Her next book was titled, Everything Happens for a Reason and Other Lies I Used to Love. Sometimes the boomerang doesn’t come back in the way we expect. In the same way that God probably doesn’t manipulate Scrabble draws, God probably doesn’t manipulate cancer cells to grow in your body. Nor does God cause bad things to happen. There is a difference between saying God causes bad things to happen and even though something bad happened, God can bring something good out of it.
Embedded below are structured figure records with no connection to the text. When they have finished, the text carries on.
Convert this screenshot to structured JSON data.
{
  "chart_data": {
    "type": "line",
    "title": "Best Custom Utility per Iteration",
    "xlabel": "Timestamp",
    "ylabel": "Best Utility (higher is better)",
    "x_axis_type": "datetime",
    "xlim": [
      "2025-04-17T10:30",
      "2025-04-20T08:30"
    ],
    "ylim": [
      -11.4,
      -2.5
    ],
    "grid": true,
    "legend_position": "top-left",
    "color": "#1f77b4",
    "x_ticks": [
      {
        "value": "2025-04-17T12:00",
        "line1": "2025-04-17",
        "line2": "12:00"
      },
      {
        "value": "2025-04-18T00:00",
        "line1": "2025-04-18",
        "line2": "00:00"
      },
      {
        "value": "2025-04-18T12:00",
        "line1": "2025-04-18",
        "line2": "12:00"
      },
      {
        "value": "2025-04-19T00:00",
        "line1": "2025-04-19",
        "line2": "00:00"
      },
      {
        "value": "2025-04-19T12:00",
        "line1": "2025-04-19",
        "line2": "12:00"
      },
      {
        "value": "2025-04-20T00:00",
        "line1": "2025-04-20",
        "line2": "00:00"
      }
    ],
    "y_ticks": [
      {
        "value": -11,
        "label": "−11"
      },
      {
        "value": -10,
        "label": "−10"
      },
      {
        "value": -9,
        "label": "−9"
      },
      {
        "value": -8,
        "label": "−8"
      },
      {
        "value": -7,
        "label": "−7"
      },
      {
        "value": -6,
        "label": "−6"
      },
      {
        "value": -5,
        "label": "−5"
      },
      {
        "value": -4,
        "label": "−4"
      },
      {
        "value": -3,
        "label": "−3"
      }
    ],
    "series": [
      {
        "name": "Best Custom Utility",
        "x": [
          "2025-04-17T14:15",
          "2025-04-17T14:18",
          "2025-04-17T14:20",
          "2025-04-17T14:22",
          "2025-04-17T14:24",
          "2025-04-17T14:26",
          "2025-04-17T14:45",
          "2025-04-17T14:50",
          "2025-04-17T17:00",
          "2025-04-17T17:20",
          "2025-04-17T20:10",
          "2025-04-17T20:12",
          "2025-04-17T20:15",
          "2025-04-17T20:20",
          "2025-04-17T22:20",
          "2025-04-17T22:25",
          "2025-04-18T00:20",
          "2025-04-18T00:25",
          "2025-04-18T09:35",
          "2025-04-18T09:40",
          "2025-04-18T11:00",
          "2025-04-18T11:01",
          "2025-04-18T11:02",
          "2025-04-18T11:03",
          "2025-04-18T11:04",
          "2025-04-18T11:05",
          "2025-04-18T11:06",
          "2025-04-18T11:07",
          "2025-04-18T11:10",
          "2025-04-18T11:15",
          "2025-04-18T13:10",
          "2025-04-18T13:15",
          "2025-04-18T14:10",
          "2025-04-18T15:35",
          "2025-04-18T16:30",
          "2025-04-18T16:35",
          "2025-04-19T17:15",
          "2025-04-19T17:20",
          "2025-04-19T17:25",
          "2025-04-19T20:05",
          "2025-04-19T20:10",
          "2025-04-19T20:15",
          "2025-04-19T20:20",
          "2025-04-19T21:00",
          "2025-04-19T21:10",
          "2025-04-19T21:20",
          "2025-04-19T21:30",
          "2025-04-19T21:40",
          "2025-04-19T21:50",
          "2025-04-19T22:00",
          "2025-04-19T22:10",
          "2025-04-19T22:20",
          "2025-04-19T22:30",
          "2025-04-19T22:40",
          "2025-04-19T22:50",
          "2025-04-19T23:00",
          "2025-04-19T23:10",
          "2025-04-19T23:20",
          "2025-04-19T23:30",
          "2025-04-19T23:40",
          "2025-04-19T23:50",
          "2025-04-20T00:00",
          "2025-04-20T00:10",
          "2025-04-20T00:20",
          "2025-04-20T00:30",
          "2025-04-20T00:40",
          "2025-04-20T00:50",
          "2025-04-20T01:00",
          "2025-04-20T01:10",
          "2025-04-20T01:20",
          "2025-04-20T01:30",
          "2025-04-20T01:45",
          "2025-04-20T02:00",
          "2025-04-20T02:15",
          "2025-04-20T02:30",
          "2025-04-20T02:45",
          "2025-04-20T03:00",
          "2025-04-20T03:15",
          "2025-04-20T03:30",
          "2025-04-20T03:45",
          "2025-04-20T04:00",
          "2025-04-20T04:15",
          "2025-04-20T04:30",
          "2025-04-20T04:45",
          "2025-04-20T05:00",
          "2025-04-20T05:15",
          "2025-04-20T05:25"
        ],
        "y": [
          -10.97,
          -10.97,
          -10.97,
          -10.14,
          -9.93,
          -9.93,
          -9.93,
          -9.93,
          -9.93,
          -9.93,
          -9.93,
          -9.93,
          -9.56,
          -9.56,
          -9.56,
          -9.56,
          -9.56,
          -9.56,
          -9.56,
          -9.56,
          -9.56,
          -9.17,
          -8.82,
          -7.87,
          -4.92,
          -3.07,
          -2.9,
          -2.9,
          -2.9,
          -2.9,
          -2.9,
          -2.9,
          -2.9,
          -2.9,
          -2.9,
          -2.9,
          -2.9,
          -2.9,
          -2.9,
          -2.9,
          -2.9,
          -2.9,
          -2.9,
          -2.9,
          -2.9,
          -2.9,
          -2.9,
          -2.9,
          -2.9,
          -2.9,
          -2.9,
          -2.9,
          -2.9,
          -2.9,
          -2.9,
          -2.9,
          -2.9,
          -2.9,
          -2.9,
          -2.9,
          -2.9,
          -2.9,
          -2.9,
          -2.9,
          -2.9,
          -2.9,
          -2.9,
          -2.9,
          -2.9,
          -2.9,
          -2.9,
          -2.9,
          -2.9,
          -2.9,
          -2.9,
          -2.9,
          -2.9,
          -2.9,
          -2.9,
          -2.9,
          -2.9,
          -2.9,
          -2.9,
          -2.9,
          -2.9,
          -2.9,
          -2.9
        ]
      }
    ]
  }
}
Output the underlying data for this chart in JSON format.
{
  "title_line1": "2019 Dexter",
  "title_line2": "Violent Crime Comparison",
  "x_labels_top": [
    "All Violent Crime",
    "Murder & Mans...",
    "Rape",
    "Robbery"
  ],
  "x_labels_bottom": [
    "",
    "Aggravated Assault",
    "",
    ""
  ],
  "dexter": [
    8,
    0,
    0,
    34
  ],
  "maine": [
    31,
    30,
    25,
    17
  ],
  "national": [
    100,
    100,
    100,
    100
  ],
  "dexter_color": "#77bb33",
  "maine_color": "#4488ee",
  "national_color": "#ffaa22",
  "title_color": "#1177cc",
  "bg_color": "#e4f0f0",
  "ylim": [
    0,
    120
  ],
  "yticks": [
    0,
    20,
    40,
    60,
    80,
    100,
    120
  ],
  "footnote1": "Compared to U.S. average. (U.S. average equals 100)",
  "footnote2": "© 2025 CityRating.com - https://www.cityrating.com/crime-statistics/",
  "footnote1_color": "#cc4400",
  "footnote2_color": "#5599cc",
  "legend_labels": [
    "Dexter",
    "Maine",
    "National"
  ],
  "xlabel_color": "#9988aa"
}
God doesn’t will everything that happens
Things happen that are against God’s will all the time. If not, why did Jesus teach us to pray, “Thy will be done?” God gave people free will and we frequently use it to do things that are contrary to God’s will. We live in a world where illness, accidents, and catastrophes happen. It’s a mistake to attribute the bad stuff to God, and it’s counterproductive to spend your time feeling guilty and beating yourself up for the bad stuff that happens in your life when you assume that God is doing it to you because you are a bad person. No. God is merciful and loves you everlastingly. That is the big picture that Ephesians describes.
Dr. Bowler says she didn’t find anything like God’s pre-planned reason for her suffering, but she did discover this overwhelming sense of being covered in a blanket of pure love by God, her family, church, and friends and it was enough to get her through.
God brings good out of horrible situations
All things work together for good is about how God sees a bad thing that happens and says, “Hmm. That was bad. Now how can we bring something good out of it.” In the Old Testament, when Joseph had been sold by his brothers into slavery and years during a famine go to Egypt and ask for food from a powerful government leader, the leader turned out to be Joseph who had risen out of slavery. When Joseph reveals himself he says his brothers’ actions were meant for evil, but God meant to bring something good out of it.
That’s our God, working behind the scenes on our hearts that we might be inclined to do good things ourselves, to make the world more user-friendly. It goes back to the big picture idea. Because we know we are loved by God we are free to not have to live up to other’s expectations, and their ideas of what we should do. We have a broad canvas and God’s interested in seeing what we will make of it.